In den vergangenen Tagen hat US-Außenminister John Kerry mit Vertretern aus Ägypten, der Türkei und Katar sowie den beiden Konfliktparteien Israel und Hamas vergeblich eine Beendigung der militärischen Auseinandersetzung um Gaza herbeizuführen versucht. Israel lehnt eine Waffenruhe ab, um weiterhin seine Bodenoffensive gegen die Tunnelanlagen der Hamas fortsetzen zu können. Die Hamas weigert sich, die Waffen schweigen zu lassen, weil sie im Gegenzug für eine Demilitarisierung Gazas die Aufhebung der seit 2006 von Israel verhängten Blockade will. Hierzu gehört nach Ansicht der Hamas sowohl die Öffnung der Grenzen nach Israel und Ägypten als auch die Inbetriebnahme eines Tiefseehafens und eines internationalen Flughafens, damit die Bewohner des Gazastreifens künftig, ohne ein Veto Israels befürchten zu müssen, in die Welt reisen und Handelsbeziehungen aufbauen können.

Nach Meinung vieler Beobachter gehört als unausgesprochenes Ziel zur Operation Protective Edge der Sturz der palästinensischen Einheitsregierung, welche die in Ramallah im Westjordanland herrschende PLO und die Hamas in Gaza Anfang Juni vereinbart hatten. Hierzu wird es vermutlich nicht kommen. Die Solidarisierung der Palästinenser auf der Westbank mit ihren Landsleuten in Gaza, wie man sie anhand der riesigen Demonstrationen, die zum Teil in gewalttätige Straßenschlachten mit den israelischen Sicherheitskräften ausgeartet sind, beobachten konnte, hat ein Ausmaß erreicht, daß sich Präsident Mahmud Abbas nicht mehr von der Hamas distanzieren darf, selbst wenn er es wollte. Im Gegenteil ist der PLO-Vorsitzende vor wenigen Tagen nach Katar gereist, um sich mit dem im Exil lebenden Hamas-Chef Khalid Meschal über eine gemeinsame Position zu beraten.

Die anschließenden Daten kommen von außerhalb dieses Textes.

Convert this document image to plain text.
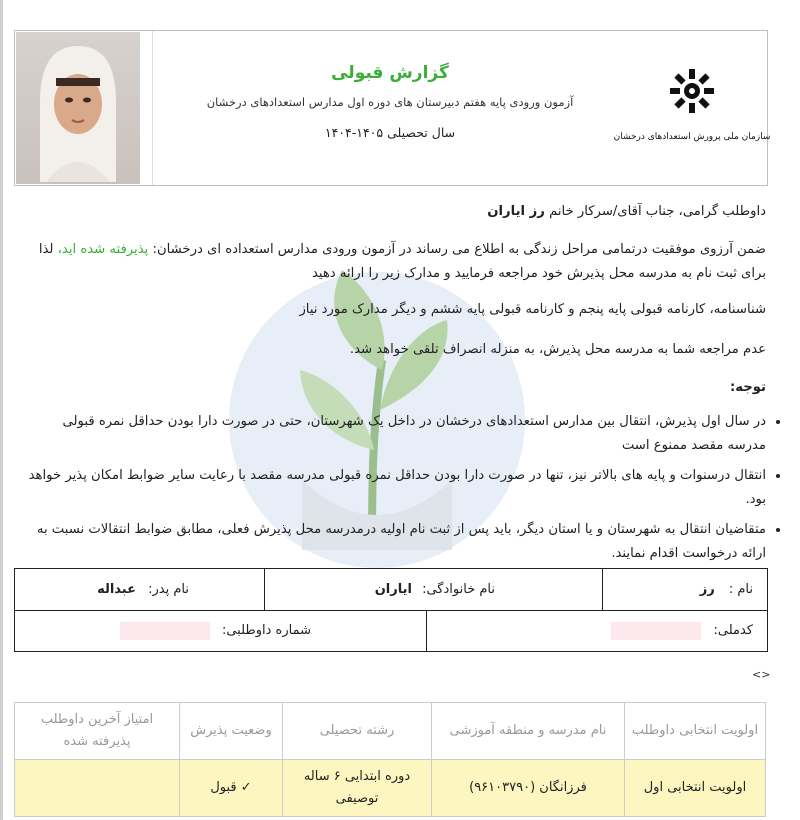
گزارش قبولی
آزمون ورودی پایه هفتم دبیرستان های دوره اول مدارس استعدادهای درخشان
سال تحصیلی ۱۴۰۵-۱۴۰۴	سازمان ملی پرورش استعدادهای درخشان
داوطلب گرامی، جناب آقای/سرکار خانم رز ایاران
ضمن آرزوی موفقیت درتمامی مراحل زندگی به اطلاع می رساند در آزمون ورودی مدارس استعداده ای درخشان: پذیرفته شده اید، لذا برای ثبت نام به مدرسه محل پذیرش خود مراجعه فرمایید و مدارک زیر را ارائه دهید
شناسنامه، کارنامه قبولی پایه پنجم و کارنامه قبولی پایه ششم و دیگر مدارک مورد نیاز
عدم مراجعه شما به مدرسه محل پذیرش، به منزله انصراف تلقی خواهد شد.
توجه:
• در سال اول پذیرش، انتقال بین مدارس استعدادهای درخشان در داخل یک شهرستان، حتی در صورت دارا بودن حداقل نمره قبولی مدرسه مقصد ممنوع است
• انتقال درسنوات و پایه های بالاتر نیز، تنها در صورت دارا بودن حداقل نمره قبولی مدرسه مقصد با رعایت سایر ضوابط امکان پذیر خواهد بود.
• متقاضیان انتقال به شهرستان و یا استان دیگر، باید پس از ثبت نام اولیه درمدرسه محل پذیرش فعلی، مطابق ضوابط انتقالات نسبت به ارائه درخواست اقدام نمایند.
نام : رز
نام خانوادگی: ایاران
نام پدر: عبداله
کدملی:
شماره داوطلبی:
<>
اولویت انتخابی داوطلب	نام مدرسه و منطقه آموزشی	رشته تحصیلی	وضعیت پذیرش	امتیاز آخرین داوطلب پذیرفته شده
اولویت انتخابی اول	فرزانگان (۹۶۱۰۳۷۹۰)	دوره ابتدایی ۶ ساله توصیفی	✓ قبول	
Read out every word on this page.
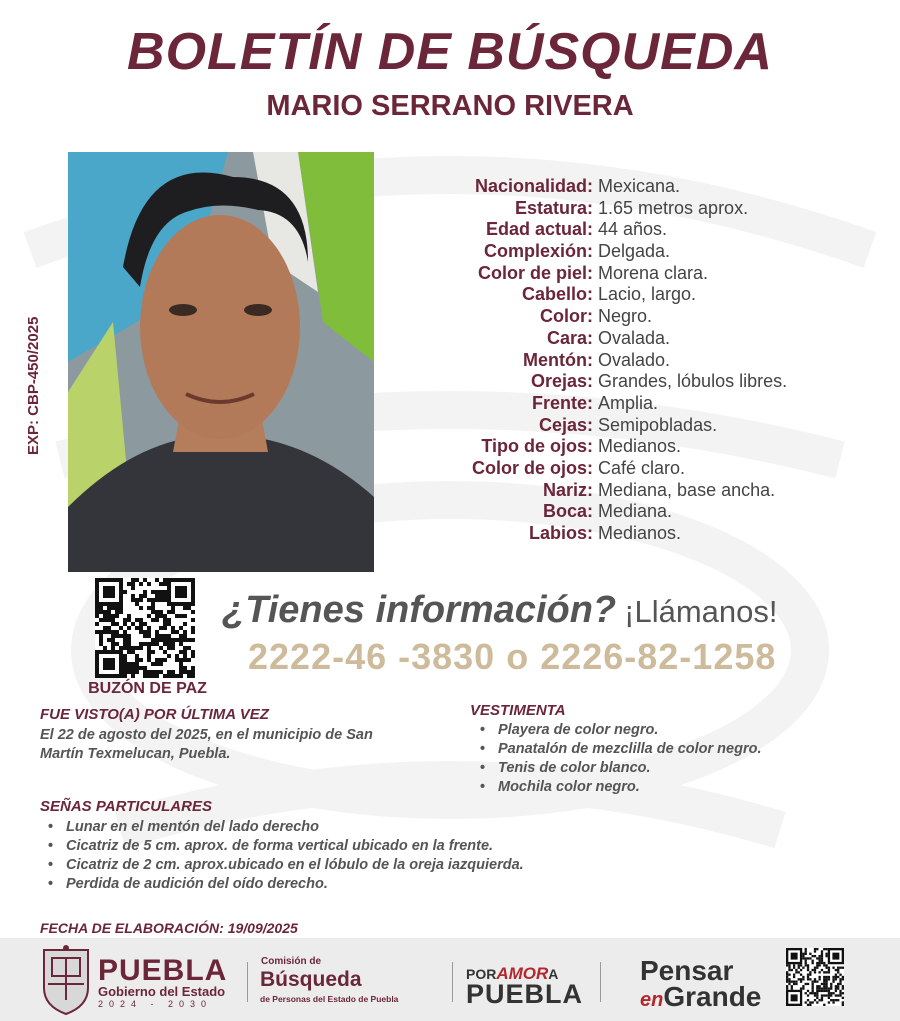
BOLETÍN DE BÚSQUEDA
MARIO SERRANO RIVERA
EXP: CBP-450/2025
Nacionalidad: Mexicana.
Estatura: 1.65 metros aprox.
Edad actual: 44 años.
Complexión: Delgada.
Color de piel: Morena clara.
Cabello: Lacio, largo.
Color: Negro.
Cara: Ovalada.
Mentón: Ovalado.
Orejas: Grandes, lóbulos libres.
Frente: Amplia.
Cejas: Semipobladas.
Tipo de ojos: Medianos.
Color de ojos: Café claro.
Nariz: Mediana, base ancha.
Boca: Mediana.
Labios: Medianos.
BUZÓN DE PAZ
¿Tienes información? ¡Llámanos!
2222-46 -3830 o 2226-82-1258
FUE VISTO(A) POR ÚLTIMA VEZ
El 22 de agosto del 2025, en el municipio de San
Martín Texmelucan, Puebla.
VESTIMENTA
• Playera de color negro.
• Panatalón de mezclilla de color negro.
• Tenis de color blanco.
• Mochila color negro.
SEÑAS PARTICULARES
• Lunar en el mentón del lado derecho
• Cicatriz de 5 cm. aprox. de forma vertical ubicado en la frente.
• Cicatriz de 2 cm. aprox.ubicado en el lóbulo de la oreja iazquierda.
• Perdida de audición del oído derecho.
FECHA DE ELABORACIÓN: 19/09/2025
PUEBLA
Gobierno del Estado
2024 - 2030
Comisión de
Búsqueda
de Personas del Estado de Puebla
PORAMORA
PUEBLA
Pensar
enGrande
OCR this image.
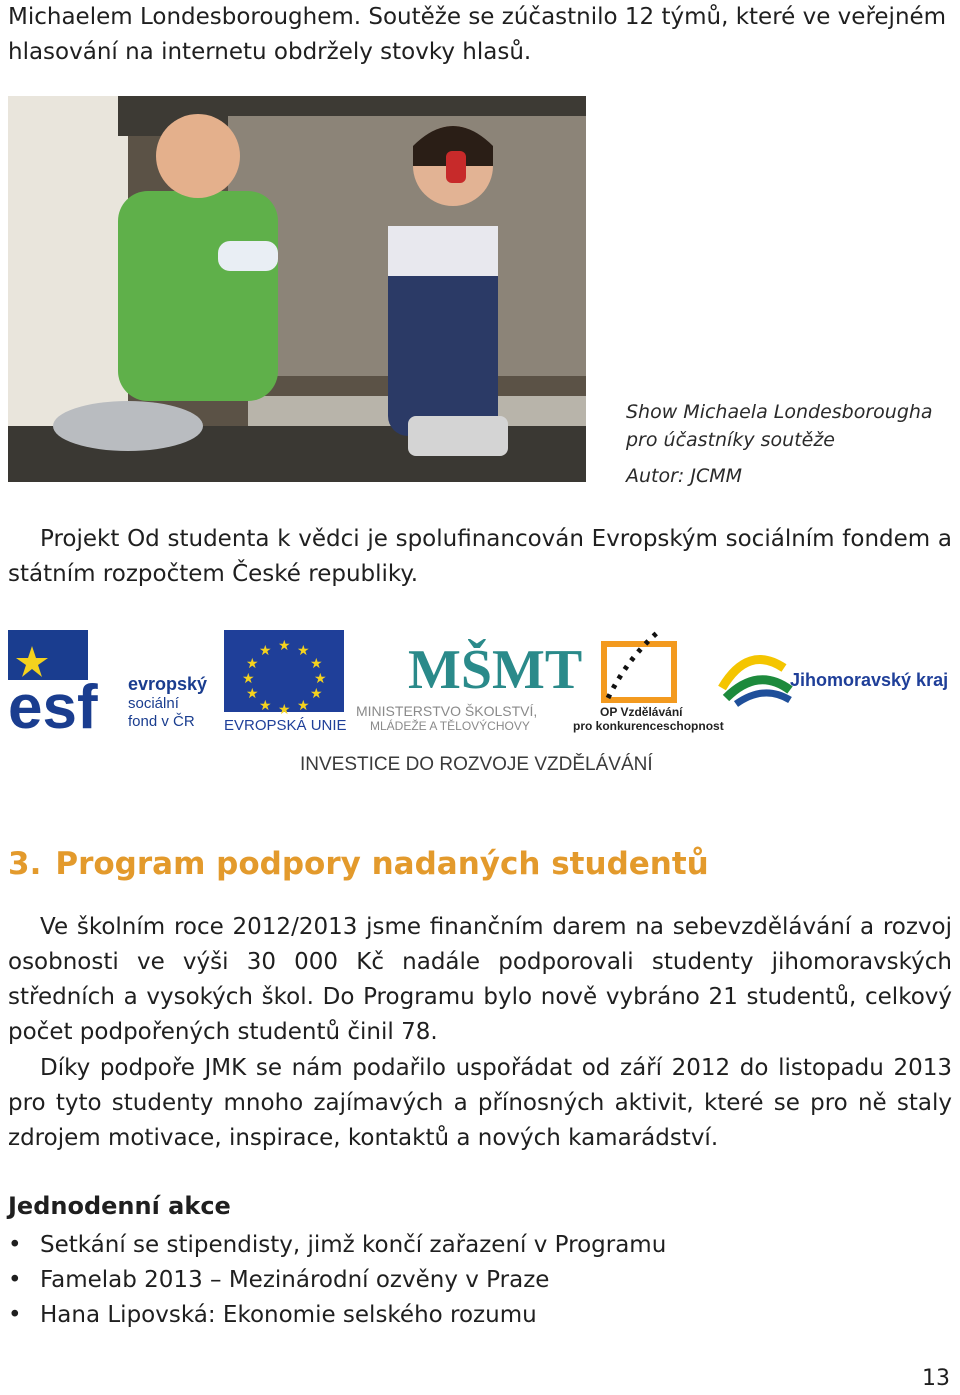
Michaelem Londesboroughem. Soutěže se zúčastnilo 12 týmů, které ve veřejném hlasování na internetu obdržely stovky hlasů.

Show Michaela Londesborougha
pro účastníky soutěže
Autor: JCMM

Projekt Od studenta k vědci je spolufinancován Evropským sociálním fondem a státním rozpočtem České republiky.

esf evropský
sociální
fond v ČR
★ ★
★
★
★
★
★
★
★
★
★
★
EVROPSKÁ UNIE
MŠMT
MINISTERSTVO ŠKOLSTVÍ,
MLÁDEŽE A TĚLOVÝCHOVY
OP Vzdělávání
pro konkurenceschopnost
Jihomoravský kraj
INVESTICE DO ROZVOJE VZDĚLÁVÁNÍ
3. Program podpory nadaných studentů

Ve školním roce 2012/2013 jsme finančním darem na sebevzdělávání a rozvoj osobnosti ve výši 30 000 Kč nadále podporovali studenty jihomoravských středních a vysokých škol. Do Programu bylo nově vybráno 21 studentů, celkový počet podpořených studentů činil 78.

Díky podpoře JMK se nám podařilo uspořádat od září 2012 do listopadu 2013 pro tyto studenty mnoho zajímavých a přínosných aktivit, které se pro ně staly zdrojem motivace, inspirace, kontaktů a nových kamarádství.

Jednodenní akce
• Setkání se stipendisty, jimž končí zařazení v Programu
• Famelab 2013 – Mezinárodní ozvěny v Praze
• Hana Lipovská: Ekonomie selského rozumu
13
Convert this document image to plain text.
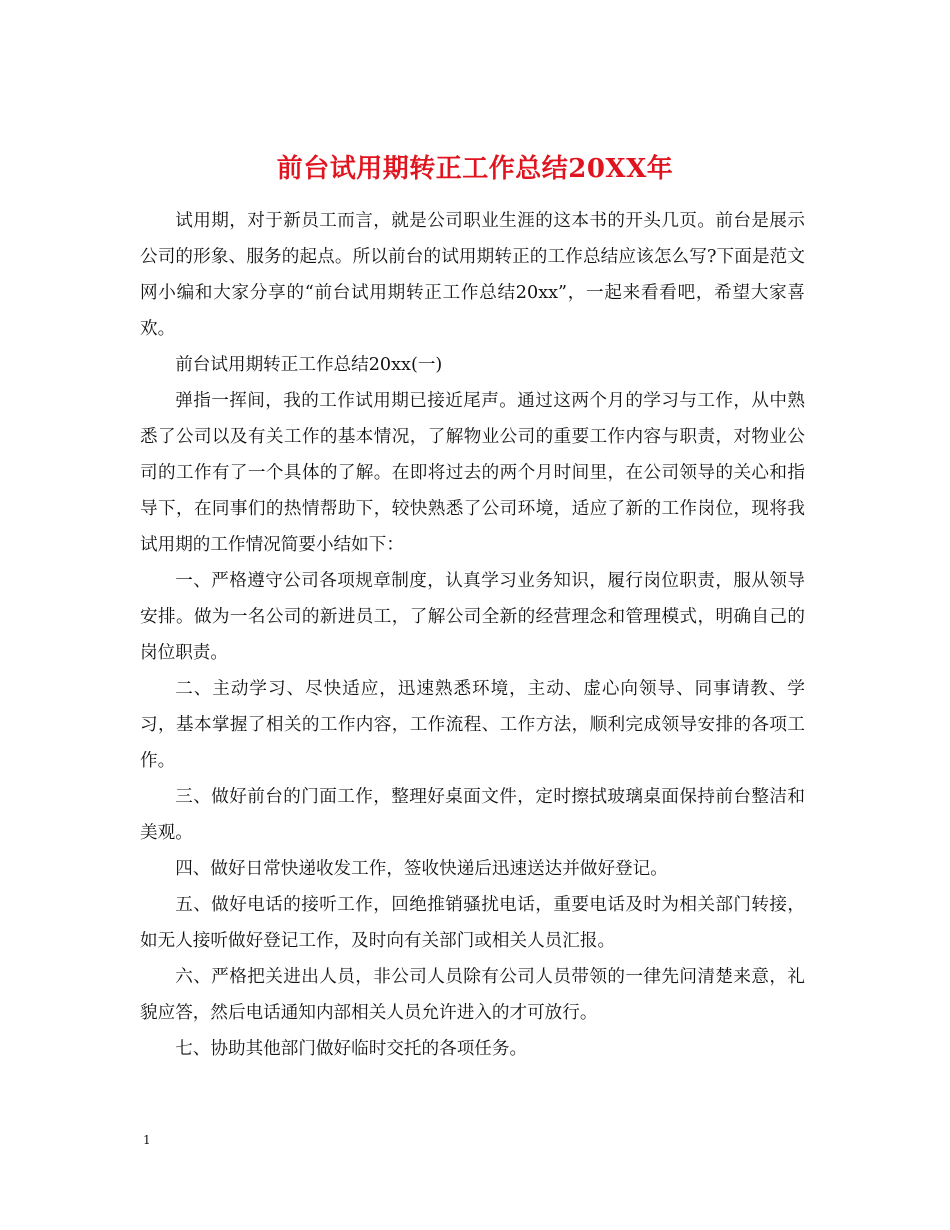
前台试用期转正工作总结20XX年

试用期，对于新员工而言，就是公司职业生涯的这本书的开头几页。前台是展示公司的形象、服务的起点。所以前台的试用期转正的工作总结应该怎么写?下面是范文网小编和大家分享的“前台试用期转正工作总结20xx”，一起来看看吧，希望大家喜欢。

前台试用期转正工作总结20xx(一)

弹指一挥间，我的工作试用期已接近尾声。通过这两个月的学习与工作，从中熟悉了公司以及有关工作的基本情况，了解物业公司的重要工作内容与职责，对物业公司的工作有了一个具体的了解。在即将过去的两个月时间里，在公司领导的关心和指导下，在同事们的热情帮助下，较快熟悉了公司环境，适应了新的工作岗位，现将我试用期的工作情况简要小结如下：

一、严格遵守公司各项规章制度，认真学习业务知识，履行岗位职责，服从领导安排。做为一名公司的新进员工，了解公司全新的经营理念和管理模式，明确自己的岗位职责。

二、主动学习、尽快适应，迅速熟悉环境，主动、虚心向领导、同事请教、学习，基本掌握了相关的工作内容，工作流程、工作方法，顺利完成领导安排的各项工作。

三、做好前台的门面工作，整理好桌面文件，定时擦拭玻璃桌面保持前台整洁和美观。

四、做好日常快递收发工作，签收快递后迅速送达并做好登记。

五、做好电话的接听工作，回绝推销骚扰电话，重要电话及时为相关部门转接，如无人接听做好登记工作，及时向有关部门或相关人员汇报。

六、严格把关进出人员，非公司人员除有公司人员带领的一律先问清楚来意，礼貌应答，然后电话通知内部相关人员允许进入的才可放行。

七、协助其他部门做好临时交托的各项任务。

1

Als nach dem einmonatigen Libanon-Krieg im Sommer 2006 feststand, daß Israel 121 Soldaten und die Hisb-Allah-Miliz 200 bis 500 Kämpfer verloren hatte, wurde jener Konflikt von den Militärexperten weltweit als Niederlage für Tel Aviv und die Regierung Ehud Olmerts gedeutet. Allem Anschein nach steuert der aktuelle Gaza-Konflikt auf ein ähnliches Ergebnis zu. Was dies für die Möglichkeit eines friedlichen Zusammenlebens zwischen Israelis und Palästinensern - ob im Rahmen einer Ein- oder Zweitstaatenlösung sei dahingestellt -, bedeuten könnte, ist unklar. Für die zukünftige Entwicklung dürfte die innenpolitische Debatte in Israel entscheidend sein. Setzen sich weiterhin diejenigen Kräfte durch, die einen grundlegenden Kompromiß mit den Palästinensern torpedieren und an dem Traum von einem Großisrael festhalten, ist kein baldiges Ende des Blutvergießens in Sicht.